Mozilla CEO Steps Down Following Controversies over his Anti-Gay Opinion
The pressure must have been too great for Mozilla CEO to endure. Brendan Eich, the newly installed head of the company, has ended his tenure as CEO less than two weeks after his appointment to the top post. His decision came in the wake of a growing controversy over his support to anti-gay marriage bill called Proposition 8 in California.
In her latest blog post, Mozilla executive chair Mitchell Baker explained that the Firefox operator did not ‘stay true to itself’ when it appointed a CEO with that controversial opinion.
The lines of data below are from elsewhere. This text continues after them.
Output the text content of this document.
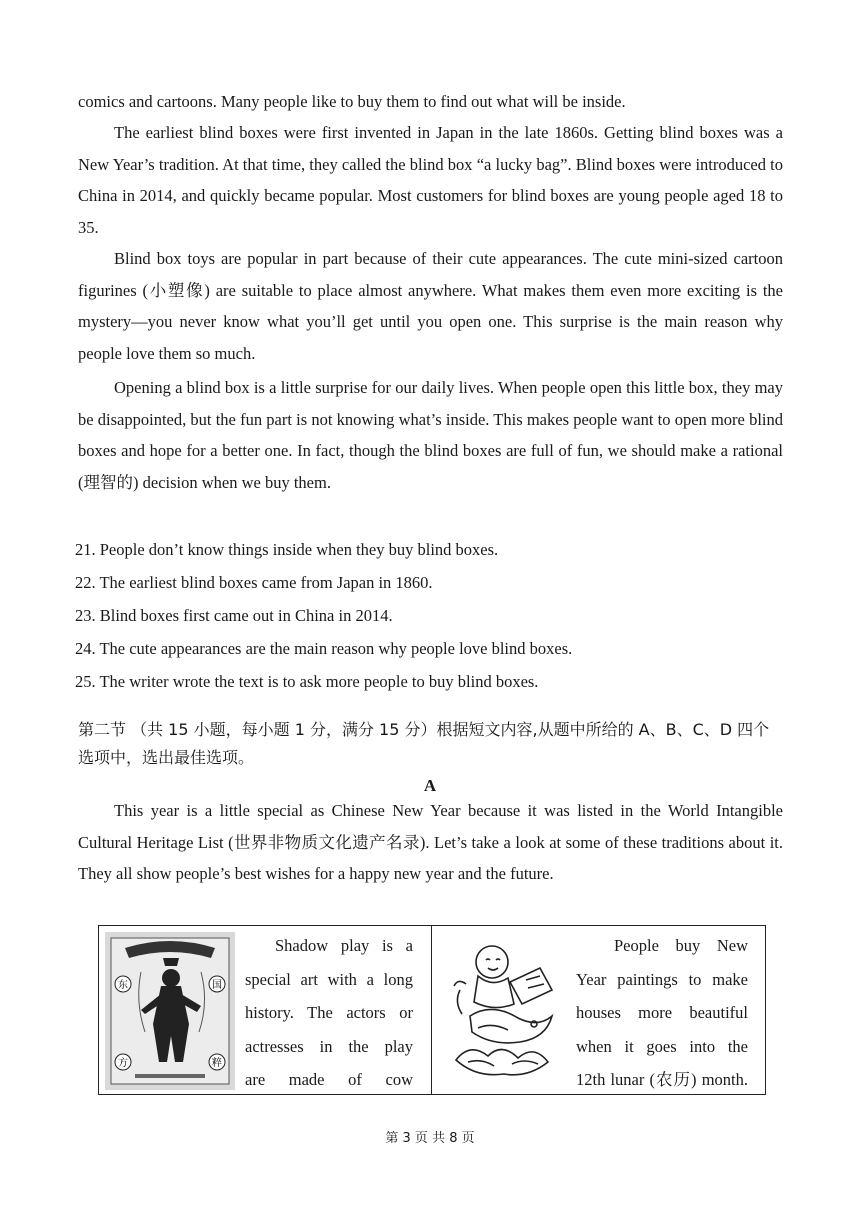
comics and cartoons. Many people like to buy them to find out what will be inside.

The earliest blind boxes were first invented in Japan in the late 1860s. Getting blind boxes was a New Year’s tradition. At that time, they called the blind box “a lucky bag”. Blind boxes were introduced to China in 2014, and quickly became popular. Most customers for blind boxes are young people aged 18 to 35.

Blind box toys are popular in part because of their cute appearances. The cute mini-sized cartoon figurines (小塑像) are suitable to place almost anywhere. What makes them even more exciting is the mystery—you never know what you’ll get until you open one. This surprise is the main reason why people love them so much.

Opening a blind box is a little surprise for our daily lives. When people open this little box, they may be disappointed, but the fun part is not knowing what’s inside. This makes people want to open more blind boxes and hope for a better one. In fact, though the blind boxes are full of fun, we should make a rational (理智的) decision when we buy them.

21. People don’t know things inside when they buy blind boxes.

22. The earliest blind boxes came from Japan in 1860.

23. Blind boxes first came out in China in 2014.

24. The cute appearances are the main reason why people love blind boxes.

25. The writer wrote the text is to ask more people to buy blind boxes.

第二节 （共 15 小题，每小题 1 分，满分 15 分）根据短文内容,从题中所给的 A、B、C、D 四个选项中，选出最佳选项。

A

This year is a little special as Chinese New Year because it was listed in the World Intangible Cultural Heritage List (世界非物质文化遗产名录). Let’s take a look at some of these traditions about it. They all show people’s best wishes for a happy new year and the future.

东	国
方	粹
Shadow play is a
special art with a long
history. The actors or
actresses in the play
are made of cow
People buy New
Year paintings to make
houses more beautiful
when it goes into the
12th lunar (农历) month.
第 3 页 共 8 页
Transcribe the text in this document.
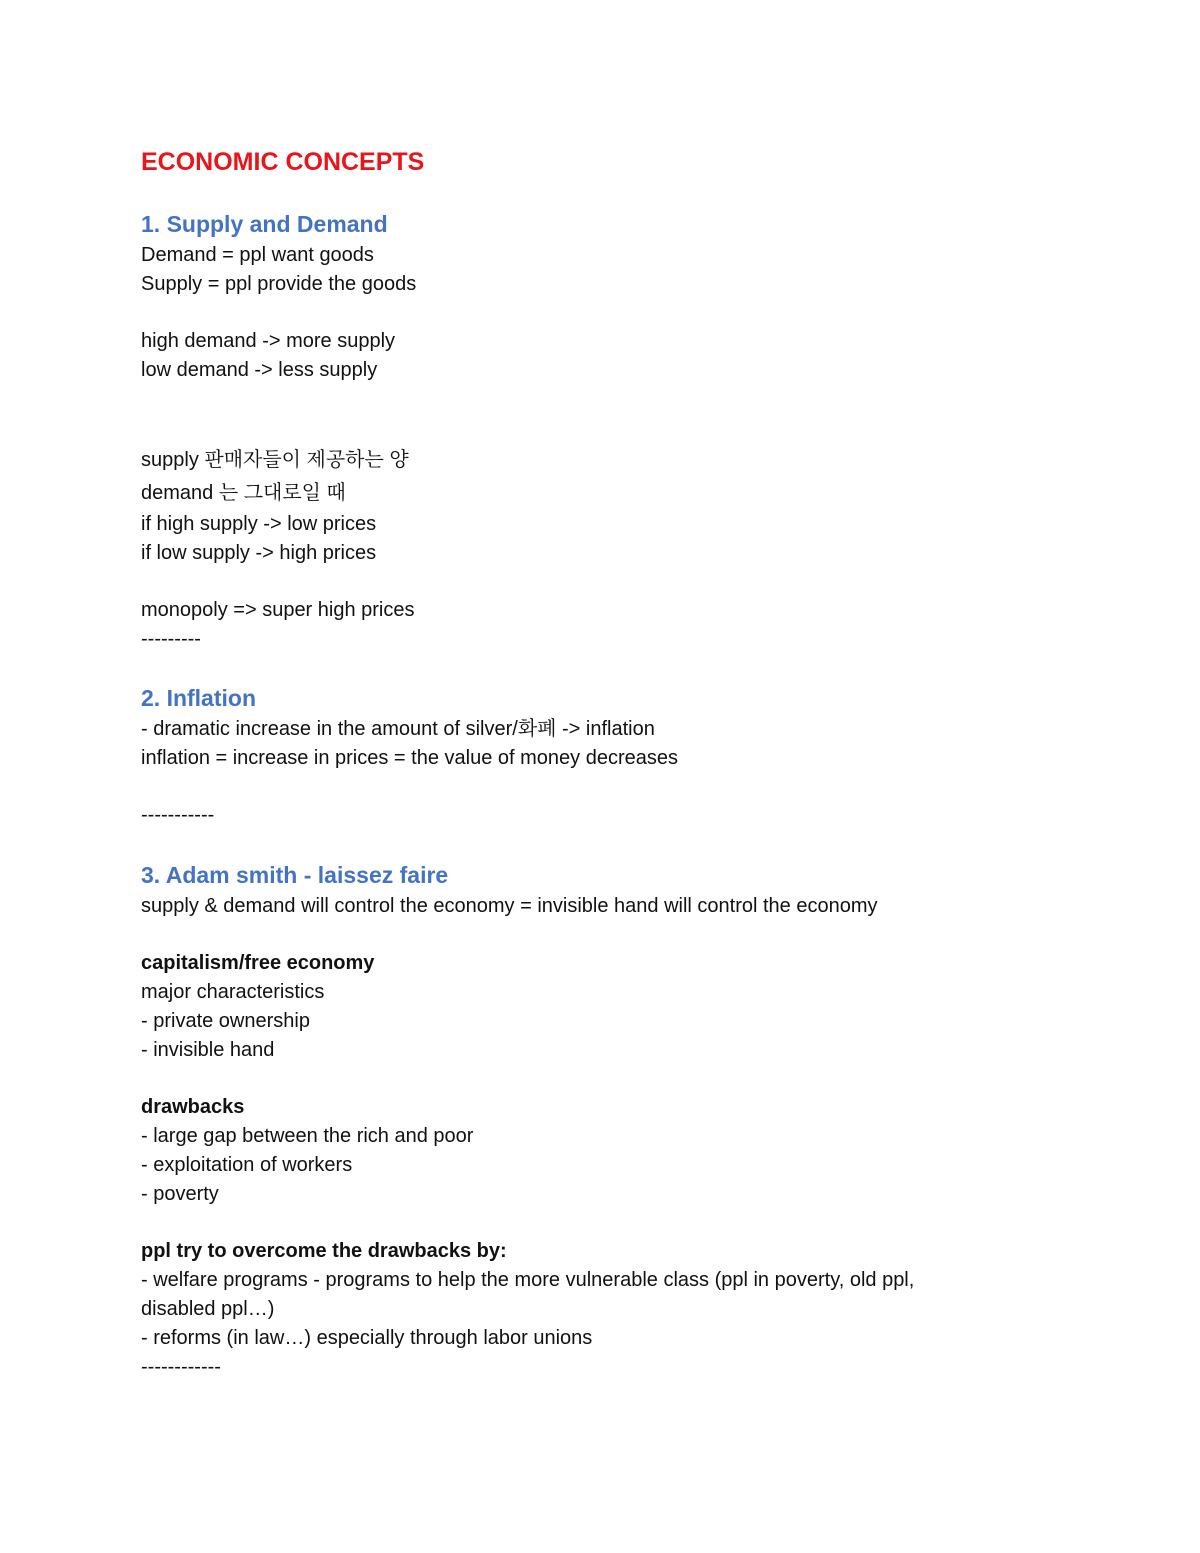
ECONOMIC CONCEPTS
1. Supply and Demand
Demand = ppl want goods
Supply = ppl provide the goods
high demand -> more supply
low demand -> less supply
supply 판매자들이 제공하는 양
demand 는 그대로일 때
if high supply -> low prices
if low supply -> high prices
monopoly => super high prices
---------
2. Inflation
- dramatic increase in the amount of silver/화폐 -> inflation
inflation = increase in prices = the value of money decreases
-----------
3. Adam smith - laissez faire
supply & demand will control the economy = invisible hand will control the economy
capitalism/free economy
major characteristics
- private ownership
- invisible hand
drawbacks
- large gap between the rich and poor
- exploitation of workers
- poverty
ppl try to overcome the drawbacks by:
- welfare programs - programs to help the more vulnerable class (ppl in poverty, old ppl, disabled ppl…)
- reforms (in law…) especially through labor unions
------------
She reiterated that Mozilla has always have employees that have wide diversity of opinions and views.
She added that within the company is a culture of openness that extends to encouragement of its community to share their personal beliefs and opinions to the discerning public. Ms. Baker asserted that this distinguishes Mozilla from all other organizations.
She said that Mr. Eich’s view on the issue failed to uphold the company’s high standard. Ms. Baker even admitted that for a time, Mozilla did not listen and engage as well as failed to be guided by its own community.
Mr. Eich stepped down from his post. As of press time, Mozilla has yet to make any decision regarding the successor to the CEO position. But Ms. Baker committed to make the process transparent and open to the public. She promised to share more details about it in the coming week.
In a statement, she also said that the company will emerge from the experience with ‘renewed understanding and humility.’ She added that Mozilla’s large, global, and diverse community makes the company special and that helps it fulfill its mission.
The issue involved the $1,000 donation given by Mr. Eich in 2008 to support Proposition 8, which sought a ban on gay marriages in California. This issue resurfaced in the past weeks when Mr. Eich was installed as CEO of the company. He was also a co-founder of Mozilla.
In an effort to try to control the damage done, Mr. Eich emphasized his commitment to equality. He said he would uphold equality from employment to community building to events. However, he opted not to discuss in public his personal position about gay marriages. This logically led to his fall.